Turkish households and companies that are faced with runaway inflation and near-zero real returns on local-currency deposits have converted $18 billion of their lira savings into dollars and euros since September, according to a report by Bloomberg on Wednesday.
The rush takes the share of foreign currency held by Turkish residents to 47 percent of total deposits, the highest level in at least 13 years. That’s a sign that the creeping dollarization of the economy – a hedge against bouts of depreciation and persistent inflation – that started to pick up in 2011 is not losing steam, despite the central bank’s efforts to anchor the currency.
The monetary authority raised rates aggressively in September to stem a run on the lira, sparking a remarkable rebound in the currency – it has now recouped around a third of its value against the dollar from a record low in August. But with the average rate on short-term deposits paying savers less than one percentage point over inflation, locals have turned their back on the rally.
“It’s something that makes me concerned,” said Timothy Ash, a strategist at BlueBay Asset Management in London. Low deposit rates, heightened concern over the inflation outlook and skepticism over the “anti-market” measures, such as price controls, that the government has taken is behind the “continued retail bid for dollars.”

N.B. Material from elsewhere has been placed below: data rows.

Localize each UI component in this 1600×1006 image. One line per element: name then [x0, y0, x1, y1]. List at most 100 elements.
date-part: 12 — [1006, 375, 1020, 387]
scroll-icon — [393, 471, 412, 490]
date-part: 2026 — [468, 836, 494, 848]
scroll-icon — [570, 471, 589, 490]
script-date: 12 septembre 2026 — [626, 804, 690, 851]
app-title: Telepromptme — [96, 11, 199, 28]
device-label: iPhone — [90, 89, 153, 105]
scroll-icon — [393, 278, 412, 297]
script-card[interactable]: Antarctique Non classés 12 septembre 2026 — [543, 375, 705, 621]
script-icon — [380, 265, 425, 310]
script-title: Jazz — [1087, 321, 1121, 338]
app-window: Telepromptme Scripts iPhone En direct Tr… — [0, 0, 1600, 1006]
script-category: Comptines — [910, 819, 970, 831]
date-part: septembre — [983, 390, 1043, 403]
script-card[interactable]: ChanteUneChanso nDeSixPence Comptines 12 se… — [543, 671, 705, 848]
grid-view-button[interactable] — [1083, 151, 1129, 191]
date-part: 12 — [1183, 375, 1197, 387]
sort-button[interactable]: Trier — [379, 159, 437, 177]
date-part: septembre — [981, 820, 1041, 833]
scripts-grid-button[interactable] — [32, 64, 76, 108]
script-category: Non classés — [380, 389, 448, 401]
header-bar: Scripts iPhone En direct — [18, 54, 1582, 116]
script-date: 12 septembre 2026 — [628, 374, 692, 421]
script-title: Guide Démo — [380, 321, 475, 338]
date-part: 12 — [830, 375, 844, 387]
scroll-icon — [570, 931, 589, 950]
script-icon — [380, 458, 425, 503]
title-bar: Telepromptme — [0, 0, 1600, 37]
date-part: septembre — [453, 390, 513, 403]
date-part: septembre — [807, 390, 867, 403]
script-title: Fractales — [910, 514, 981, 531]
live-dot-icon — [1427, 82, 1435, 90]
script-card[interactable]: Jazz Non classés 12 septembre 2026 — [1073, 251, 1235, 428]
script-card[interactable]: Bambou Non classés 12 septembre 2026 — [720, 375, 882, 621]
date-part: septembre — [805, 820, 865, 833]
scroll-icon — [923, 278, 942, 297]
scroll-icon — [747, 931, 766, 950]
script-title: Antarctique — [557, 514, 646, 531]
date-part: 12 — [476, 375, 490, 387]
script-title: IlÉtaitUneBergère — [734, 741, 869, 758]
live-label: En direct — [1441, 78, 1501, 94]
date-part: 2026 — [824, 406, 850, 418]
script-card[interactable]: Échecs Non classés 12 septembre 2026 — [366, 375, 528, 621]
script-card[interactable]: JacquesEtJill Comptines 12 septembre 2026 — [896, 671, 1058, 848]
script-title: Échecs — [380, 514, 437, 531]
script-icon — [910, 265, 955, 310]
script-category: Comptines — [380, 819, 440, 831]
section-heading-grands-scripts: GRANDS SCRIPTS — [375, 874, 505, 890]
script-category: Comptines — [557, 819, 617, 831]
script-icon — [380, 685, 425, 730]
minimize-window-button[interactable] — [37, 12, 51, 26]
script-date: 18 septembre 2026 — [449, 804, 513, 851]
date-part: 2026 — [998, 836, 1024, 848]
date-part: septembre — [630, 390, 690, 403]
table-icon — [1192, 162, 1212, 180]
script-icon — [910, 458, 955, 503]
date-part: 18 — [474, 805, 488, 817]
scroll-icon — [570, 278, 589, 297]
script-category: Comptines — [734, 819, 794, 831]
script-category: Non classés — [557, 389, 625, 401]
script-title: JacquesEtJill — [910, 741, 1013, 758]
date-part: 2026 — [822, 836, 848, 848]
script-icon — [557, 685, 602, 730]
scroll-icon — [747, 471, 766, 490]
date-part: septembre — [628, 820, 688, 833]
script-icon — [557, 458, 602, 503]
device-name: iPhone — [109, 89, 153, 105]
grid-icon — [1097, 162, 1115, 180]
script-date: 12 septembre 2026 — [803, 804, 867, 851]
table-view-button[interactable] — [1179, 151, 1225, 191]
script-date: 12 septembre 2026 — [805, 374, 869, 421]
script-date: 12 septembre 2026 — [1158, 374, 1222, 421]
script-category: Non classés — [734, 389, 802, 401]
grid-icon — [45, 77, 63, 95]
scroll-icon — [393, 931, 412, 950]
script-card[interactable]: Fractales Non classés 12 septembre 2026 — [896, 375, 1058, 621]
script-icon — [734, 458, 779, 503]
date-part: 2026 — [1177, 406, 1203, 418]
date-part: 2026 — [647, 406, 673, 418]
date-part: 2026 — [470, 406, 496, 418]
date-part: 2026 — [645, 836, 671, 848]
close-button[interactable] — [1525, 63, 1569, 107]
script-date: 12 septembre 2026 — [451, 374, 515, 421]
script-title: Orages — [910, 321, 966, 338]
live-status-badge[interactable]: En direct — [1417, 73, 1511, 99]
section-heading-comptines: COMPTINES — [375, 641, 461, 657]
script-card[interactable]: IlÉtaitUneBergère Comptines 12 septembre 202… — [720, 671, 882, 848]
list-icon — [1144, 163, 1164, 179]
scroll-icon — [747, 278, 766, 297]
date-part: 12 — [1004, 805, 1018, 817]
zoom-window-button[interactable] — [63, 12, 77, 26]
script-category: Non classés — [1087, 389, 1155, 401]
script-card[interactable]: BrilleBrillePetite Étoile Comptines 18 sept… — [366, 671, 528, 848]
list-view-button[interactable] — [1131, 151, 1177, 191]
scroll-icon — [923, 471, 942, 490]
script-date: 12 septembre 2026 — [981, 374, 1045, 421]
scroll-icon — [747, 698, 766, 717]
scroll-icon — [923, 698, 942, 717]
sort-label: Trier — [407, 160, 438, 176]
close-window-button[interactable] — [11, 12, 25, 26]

While the central bank has been very careful in telegraphing its intent to maintain a tight monetary policy stance until it sees a more “convincing” decline inflation, the government has been leaning on lenders, pressuring them to keep a lid on rates before municipal elections in March.
Compounded by the lack of demand for credit and a muted competition for deposits between the banks, the average rate on a lira deposit account has dropped by more than 600 basis points from a high in September to 21.1 percent. Headline inflation as of January was running at 20.35 percent.
While inflation has cooled from a 15-year high of 25.2 percent in October there’s growing concern that some of the measures the government is taking to tackle the problem are only temporary solutions designed to massage the headline numbers rather than deal with the root cause. That’s adding to the list of reasons that Turks are ditching their currency.
Over the past few months, authorities have resorted to fining food wholesalers for “exorbitant” price increases, according to Trade Minister Ruhsar Pekcan. The government has set up stations in Turkey’s largest cities to squeeze out middlemen by purchasing vegetables directly from farmers and selling them at cut-rate prices, which is said to be easing pressure on inflation for February.
“I’m under the impression that nobody domestically really believes the current state of things is going to last for very long,” said Cristian Maggio, the head of emerging-market research at TD Securities in London. “While there’s no sense of imminence, building an FX buffer at a time of relative quiet in the market may be a better strategy than being forced to act when things are going down the drain.”